About Features Reviews Community Screenings Archives Home
August 2005

By Wilson Morales

The Skeleton Key

Distributor: Universal Pictures
Director: Iain Softley
Producers: Daniel Bobker & Iain Softley
Screenwriter: Ehren Kruger
Cinematographer: Dan Mindel
Composer: Edward Shearmur
Cast: Kate Hudson, Gena Rowlands, John Hurt, Peter Sarsgaard, Joy Bryant
Screened at: Loews 84th St., NYC


If you are going to do a film where the setting is in New Orleans and its voodoo atmosphere, then you need to explore that thoroughly. Amongst the black magic and taboo talk, there has to be something compelling, thrilling, and intense that would make an audience appreciate "The Skeleton Key" and Kate Hudson's remarkable performance manages to pull it off. Filled with dark lighting and more movement than dialogue, "The Skeleton Key" unleashes a clever twist that's surprisingly interesting and mind boggling.

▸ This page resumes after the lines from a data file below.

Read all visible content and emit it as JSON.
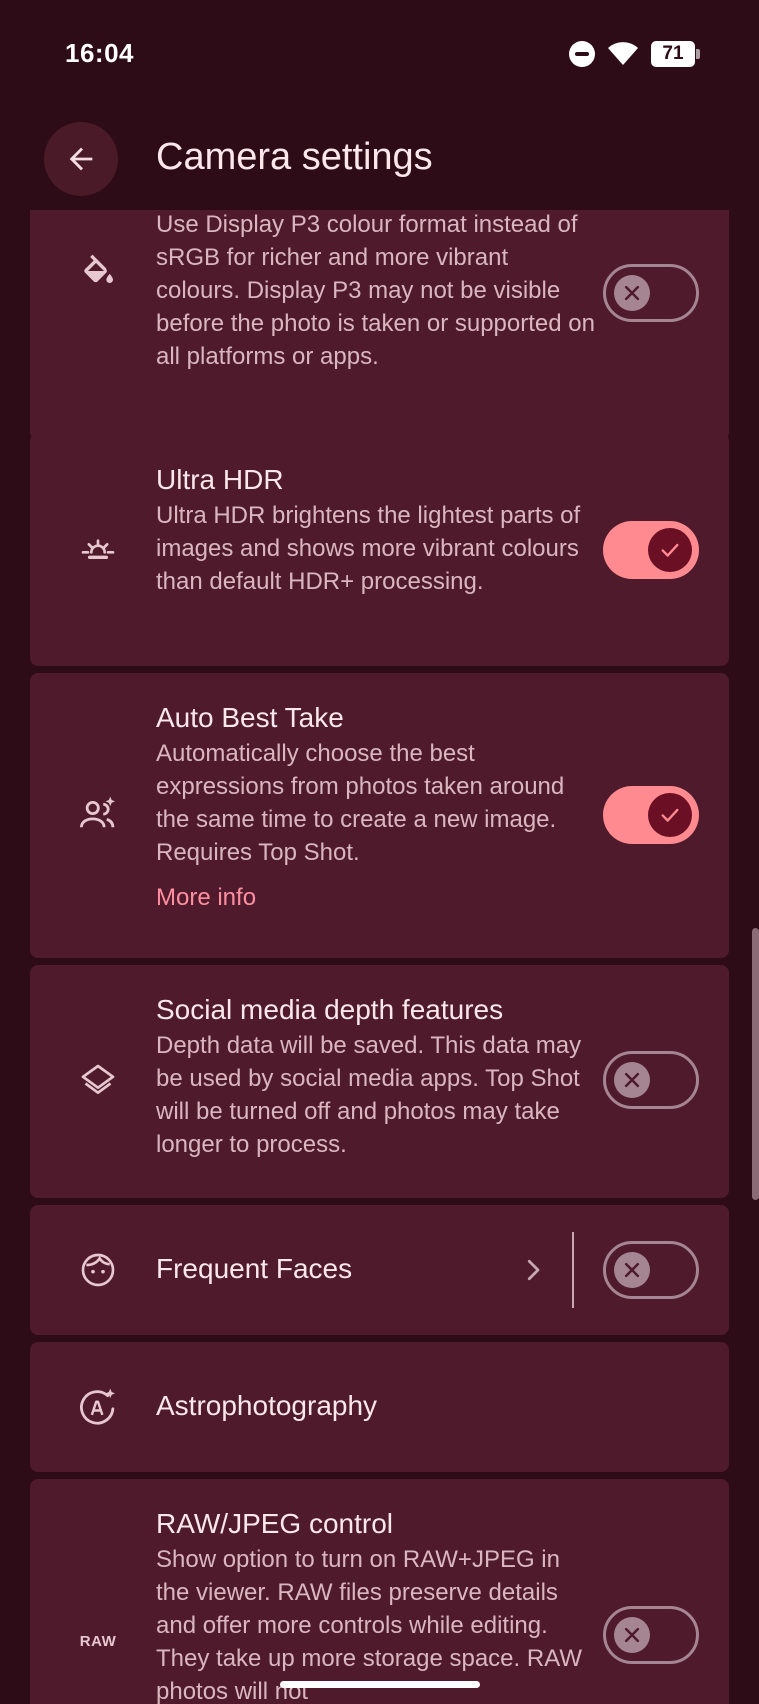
{
  "status_bar": {
    "time": "16:04",
    "battery": "71"
  },
  "header": {
    "title": "Camera settings"
  },
  "settings": {
    "p3": {
      "description": "Use Display P3 colour format instead of sRGB for richer and more vibrant colours. Display P3 may not be visible before the photo is taken or supported on all platforms or apps.",
      "enabled": false,
      "icon": "paint-bucket-icon"
    },
    "ultra_hdr": {
      "title": "Ultra HDR",
      "description": "Ultra HDR brightens the lightest parts of images and shows more vibrant colours than default HDR+ processing.",
      "enabled": true,
      "icon": "sunrise-icon"
    },
    "auto_best_take": {
      "title": "Auto Best Take",
      "description": "Automatically choose the best expressions from photos taken around the same time to create a new image. Requires Top Shot.",
      "link": "More info",
      "enabled": true,
      "icon": "people-sparkle-icon"
    },
    "social_depth": {
      "title": "Social media depth features",
      "description": "Depth data will be saved. This data may be used by social media apps. Top Shot will be turned off and photos may take longer to process.",
      "enabled": false,
      "icon": "layers-icon"
    },
    "frequent_faces": {
      "title": "Frequent Faces",
      "enabled": false,
      "icon": "face-icon"
    },
    "astrophotography": {
      "title": "Astrophotography",
      "icon": "astro-auto-icon"
    },
    "raw_jpeg": {
      "title": "RAW/JPEG control",
      "description": "Show option to turn on RAW+JPEG in the viewer. RAW files preserve details and offer more controls while editing. They take up more storage space. RAW photos will not",
      "icon_label": "RAW",
      "enabled": false
    }
  },
  "colors": {
    "background": "#2e0c17",
    "card": "#4e1a2c",
    "accent": "#ff8a90",
    "link": "#ff8fa0"
  }
}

After playing so many yuppie soft roles (Raising Helen, How to Lose a Guy in 10 Days), Kate Hudson suddenly does a 180 turn and plays a headstrong nursing aide who decides to take a job caring for the elderly incapacitated husband (John Hurt) of a Bayou woman (Gena Rowland). The house is located on the outskirts of the Louisiana river and Violet Devereaux (Rowlands) reluctantly agrees for Caroline Ellis (Hudson) to be at the house under the advisement of the estate lawyer (Sarsgaard). While Caroline is intrigued the house and why there are no mirrors anywhere, Caroline gives her some rules to follow such as which room she can and can't enter and tells her the history of the house and its urban legend; that supposedly when two servants were lynched by their owners for practicing voodoo, their spirits never left the house and you could see them through the mirror. As Caroline mentions the story to her friend (Bryant), she wants to get to the mystery of what happened to Violet's husband when all this talk of voodoo starts getting to her head.

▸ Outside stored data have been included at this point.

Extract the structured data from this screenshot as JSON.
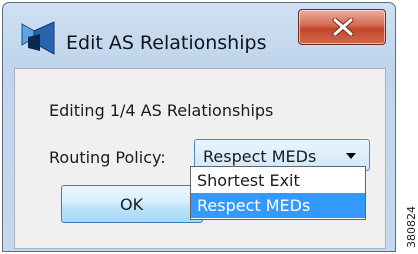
{
  "window": {
    "title": "Edit AS Relationships",
    "app_icon": "network-topology-icon",
    "close_icon": "close-x-icon"
  },
  "dialog": {
    "editing_text": "Editing 1/4 AS Relationships",
    "policy_label": "Routing Policy:",
    "policy_select": {
      "value": "Respect MEDs",
      "arrow_icon": "dropdown-arrow-icon",
      "options": [
        "Shortest Exit",
        "Respect MEDs"
      ],
      "highlighted": "Respect MEDs"
    },
    "ok_label": "OK"
  },
  "figure_number": "380824",
  "colors": {
    "title_bar": "#c6d8ee",
    "close_button": "#c2462b",
    "select_border": "#4f88c8",
    "highlight": "#3399ff"
  }
}
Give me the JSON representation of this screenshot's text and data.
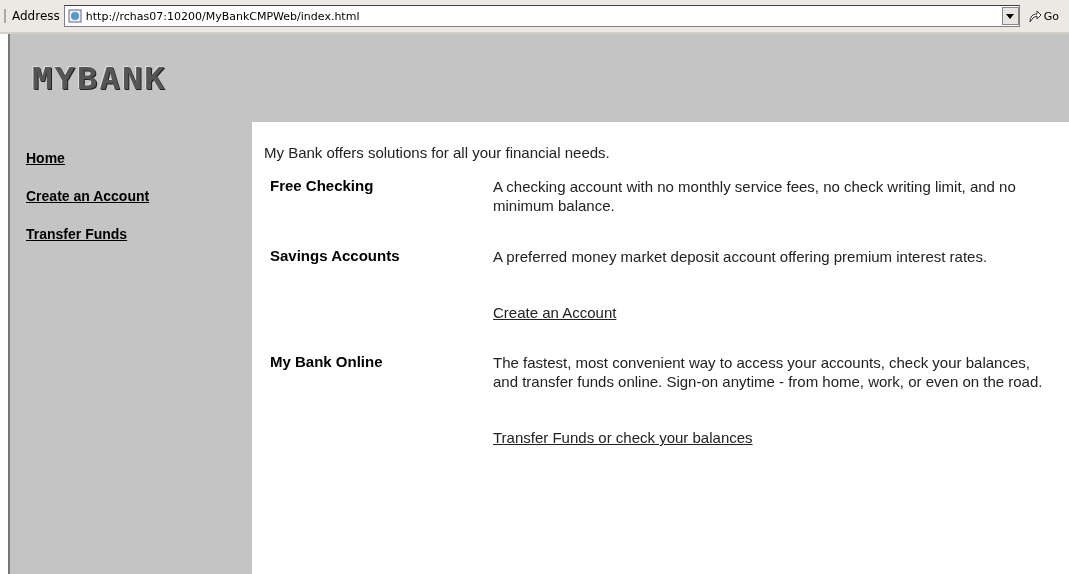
{
  "address_bar": {
    "label": "Address",
    "url": "http://rchas07:10200/MyBankCMPWeb/index.html",
    "go": "Go"
  },
  "logo": "MYBANK",
  "sidebar": {
    "items": [
      {
        "label": "Home"
      },
      {
        "label": "Create an Account"
      },
      {
        "label": "Transfer Funds"
      }
    ]
  },
  "intro": "My Bank offers solutions for all your financial needs.",
  "offers": [
    {
      "title": "Free Checking",
      "description": "A checking account with no monthly service fees, no check writing limit, and no minimum balance."
    },
    {
      "title": "Savings Accounts",
      "description": "A preferred money market deposit account offering premium interest rates.",
      "link": "Create an Account"
    },
    {
      "title": "My Bank Online",
      "description": "The fastest, most convenient way to access your accounts, check your balances, and transfer funds online. Sign-on anytime - from home, work, or even on the road.",
      "link": "Transfer Funds or check your balances"
    }
  ]
}
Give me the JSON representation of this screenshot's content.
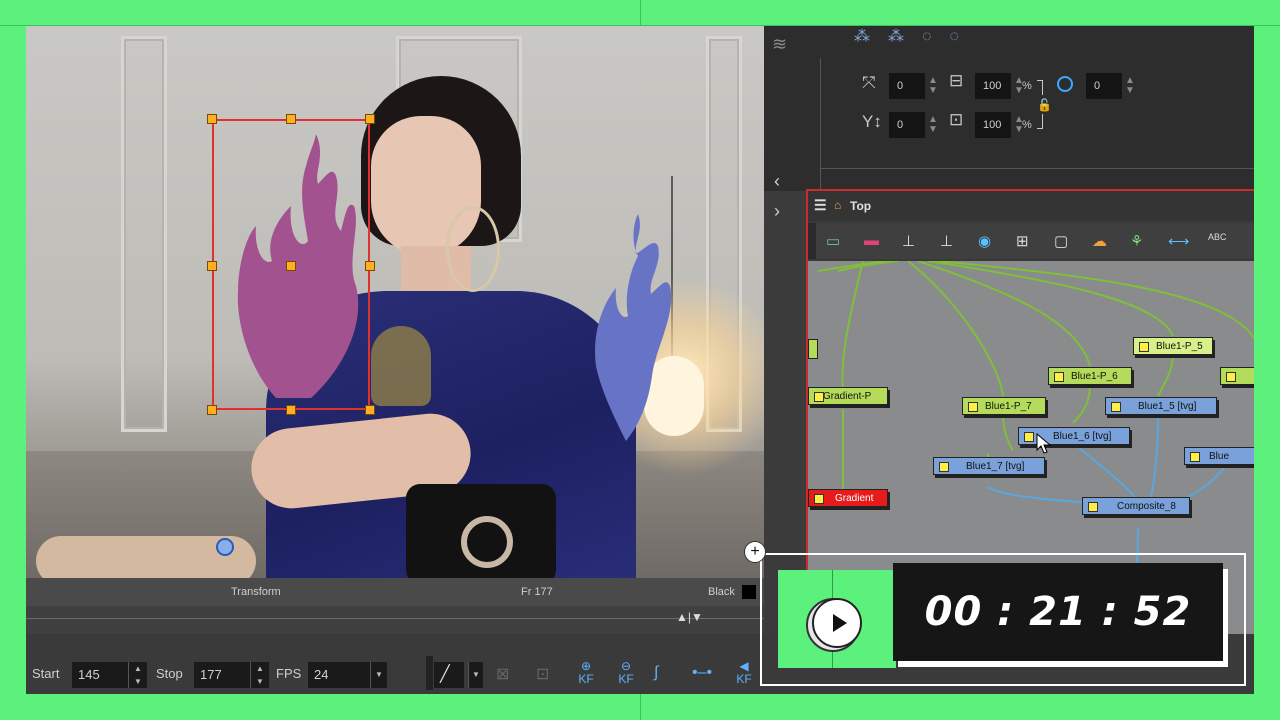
{
  "viewer": {
    "status_left": "Transform",
    "status_frame": "Fr 177",
    "status_bg": "Black"
  },
  "tool_options": {
    "x_value": "0",
    "y_value": "0",
    "width_value": "100",
    "height_value": "100",
    "angle_value": "0",
    "percent_symbol": "%"
  },
  "node_view": {
    "breadcrumb": "Top",
    "nodes": {
      "gradient_p": "Gradient-P",
      "gradient": "Gradient",
      "blue1_p_5": "Blue1-P_5",
      "blue1_p_6": "Blue1-P_6",
      "blue1_p_7": "Blue1-P_7",
      "blue1_5": "Blue1_5 [tvg]",
      "blue1_6": "Blue1_6 [tvg]",
      "blue1_7": "Blue1_7 [tvg]",
      "composite_8": "Composite_8",
      "blue_partial": "Blue"
    },
    "toolbar_icons": [
      "display-icon",
      "matte-icon",
      "peg-icon",
      "group-icon",
      "composite-icon",
      "network-icon",
      "export-icon",
      "cloud-icon",
      "tree-icon",
      "connect-icon",
      "text-abc-icon"
    ]
  },
  "bottom": {
    "start_label": "Start",
    "start_value": "145",
    "stop_label": "Stop",
    "stop_value": "177",
    "fps_label": "FPS",
    "fps_value": "24",
    "kf_label": "KF"
  },
  "overlay": {
    "timecode": "00 : 21 : 52"
  },
  "colors": {
    "frame_green": "#5cf07c",
    "selection_red": "#e03030",
    "flame_purple": "#a2528f",
    "flame_blue": "#6774c6",
    "node_green": "#b5db5a",
    "node_blue": "#7aa1da",
    "node_red": "#e61b1b"
  }
}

Why do we have so many movies where the female lead has to go at it alone rather than bring in some help? We saw it in "The Ring" and most recently in "Dark Water". While Hudson manages to hold your interest for a good amount of time, the cat and mouse chase scene in the latter half of the film, takes the intrigue away momentarily. It would be easier to say that a man would fight off demons and ghosts to live and that woman are shown to be scared to their wits, but in this film, Director Softley wanted to make Hudson a strong person that nothing feared her and she in turn brought in an effective and believable performance. Gena Rowlands is actually great as the "wicked" lady who wants to get rid of Caroline and she makes fun out of her role. Sarsgaard's performance is solid although you wouldn't know it by the lack of screen time he has in the film. As the mute throughout the film, Hurt's physical looks are what's interesting in the film. You never know what's frightening him when he sees a mirror and what made him lose his voice. "The Skeleton Key" presents a clever twist that you rarely see in Hollywood films these days, and that's the essence of the film that will have you talking about the twists and turns of it until you figure it out.